如图1至图4所示,变频空调的室内机包括壳体、两个蒸发器551,552、两个风机410,420、多个出风口112,114,116以及多个摆叶组件。蒸发器551、风机410和出风口112、114相匹配。蒸发器552、风机420和出风口116相匹配。图1仅示意出壳体的前面板110,前面板110上开设有前述的出风口112,114,116,壳体未显示出的后侧开设有进风口。室外空气从进风口进入壳体,在风机的驱动下经过两个蒸发器551,552,与蒸发器551,552换热后从对应的出风口112,114,116吹向室内,实现对室内环境的制冷/制热。As shown in FIG. 1 to FIG. 4, the indoor unit of the inverter air conditioner includes a casing, two evaporators 551, 552, two fans 410, 420, a plurality of air outlets 112, 114, 116, and a plurality of swinging blade assemblies. The evaporator 551, the fan 410 and the air outlets 112, 114 are matched. The evaporator 552, the fan 420 and the air outlet 116 are matched. 1 shows only the front panel 110 of the housing. The front panel 110 is provided with the aforementioned air outlets 112, 114, 116, and the rear side of the housing is not shown with an air inlet.

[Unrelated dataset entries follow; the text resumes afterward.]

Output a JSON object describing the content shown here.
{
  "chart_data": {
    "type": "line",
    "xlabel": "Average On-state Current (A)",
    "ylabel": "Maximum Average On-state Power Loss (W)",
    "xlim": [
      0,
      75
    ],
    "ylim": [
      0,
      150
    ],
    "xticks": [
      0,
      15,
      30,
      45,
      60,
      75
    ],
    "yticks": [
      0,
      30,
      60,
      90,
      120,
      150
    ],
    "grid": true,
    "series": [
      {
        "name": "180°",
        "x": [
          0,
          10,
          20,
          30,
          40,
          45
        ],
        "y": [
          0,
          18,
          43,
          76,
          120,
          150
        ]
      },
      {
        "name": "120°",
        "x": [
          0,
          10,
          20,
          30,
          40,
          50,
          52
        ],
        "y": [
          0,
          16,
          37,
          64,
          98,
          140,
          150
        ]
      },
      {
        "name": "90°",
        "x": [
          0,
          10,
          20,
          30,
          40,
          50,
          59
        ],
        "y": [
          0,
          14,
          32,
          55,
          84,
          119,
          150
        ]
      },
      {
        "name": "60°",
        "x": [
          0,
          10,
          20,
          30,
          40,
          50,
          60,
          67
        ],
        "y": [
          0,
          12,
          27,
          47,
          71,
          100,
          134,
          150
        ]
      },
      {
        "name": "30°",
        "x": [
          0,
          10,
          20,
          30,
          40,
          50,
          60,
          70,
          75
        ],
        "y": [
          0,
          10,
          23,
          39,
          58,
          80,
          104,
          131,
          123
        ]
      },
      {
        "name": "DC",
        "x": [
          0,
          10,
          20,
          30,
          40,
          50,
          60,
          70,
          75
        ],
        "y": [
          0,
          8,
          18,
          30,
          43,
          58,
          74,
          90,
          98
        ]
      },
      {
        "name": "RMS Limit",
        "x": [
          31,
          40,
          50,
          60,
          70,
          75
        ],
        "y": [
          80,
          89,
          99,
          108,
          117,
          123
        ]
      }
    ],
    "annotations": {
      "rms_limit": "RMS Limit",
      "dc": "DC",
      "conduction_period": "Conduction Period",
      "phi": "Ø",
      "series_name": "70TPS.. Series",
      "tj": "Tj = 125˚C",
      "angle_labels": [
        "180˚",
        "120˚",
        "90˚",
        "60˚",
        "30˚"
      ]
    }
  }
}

The outdoor air enters the casing from the air inlet, passes through two evaporators 551, 552 driven by the fan, and exchanges heat with the evaporators 551, 552, and then blows into the room from the corresponding air outlets 112, 114, 116 to achieve cooling/heating of the indoor environment.
在图1至图4所示的实施例中,三个出风口112,114,116的出风面积可设置为相同,因蒸发器551和风机410匹配的出风口数量较多,蒸发器551的换热能力和风机410的送风能力大于蒸发器552以及风机420。例如,可使两个蒸发器551、552在相同换热工况下,蒸发器551的换热量为蒸发器552的两倍,使两个风机在相同转速下,风机410的风量为风机420的两倍。In the embodiment shown in FIG. 1 to FIG. 4, the air outlet areas of the three air outlets 112, 114, 116 can be set to be the same, and the number of air outlets matched by the evaporator 551 and the fan 410 is large, and the heat exchange capacity of the evaporator 551 is The air blowing capability of the fan 410 is greater than that of the evaporator 552 and the fan 420. For example, the two evaporators 551, 552 can be used in the same heat exchange condition, the heat exchange amount of the evaporator 551 is twice that of the evaporator 552, so that the two fans are at the same speed, and the air volume of the fan 410 is the fan 420. Twice.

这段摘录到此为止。